= Fernando de Toledo Oropesa =

Fernando de Toledo Oropesa (1520–1590) was a Spanish Roman Catholic priest who was made a cardinal but who refused the honor.

==Biography==

Fernando de Toledo Oropesa was born in Spain in 1520, the son of Luis de Toledo y Pacheco and Inés Duque Estrada. A noble family, they were related to the counts of Oropesa and to Cardinal Juan Álvarez de Toledo.

He studied at the University of Salamanca. While there, he became friends with Juan de Ribera. After university, he was ordained as a priest.

The King of Spain offered him several ecclesiastical posts, but Toledo refused them all. He was appointed president of the Royal Audiencia of Lima; he initially accepted this position, but then reconsidered and declined to travel to the Viceroyalty of Peru. Instead, he remained in Spain and dedicated himself to preaching, hearing confessions, and assisting the sick and poor.

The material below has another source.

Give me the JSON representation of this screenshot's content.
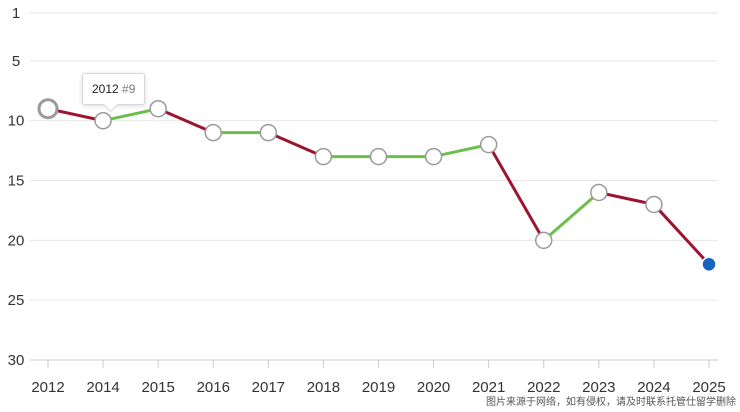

Upon the insistence of Philip II of Spain, Pope Gregory XIII made him a cardinal in the consistory of 21 February 1578. The nuncio in Spain, Cardinal Filippo Sega communicated the king's thanks to the pope on 13 March 1578, but then on 5 May reported that Toledo had declined the appointment. The pope and the king agreed that Sega could convey the biretta to Toledo on the assumption that Toledo could be prevailed upon to accept the appointment. However, Toledo refused repeatedly, and on 4 July 1578 the pope accepted Toledo's refusal and withdrew his creation, complaining to Philip II that the king had insisted he make a cardinal of someone who would refuse the honor. The king replied that he never imagined any of his subjects would refuse a cardinalate.

Toledo continued his priestly duties until his death. He died in Oropesa in 1590, in the middle of giving a sermon. He was buried in the monastery of the Immaculate Conception in Oropesa.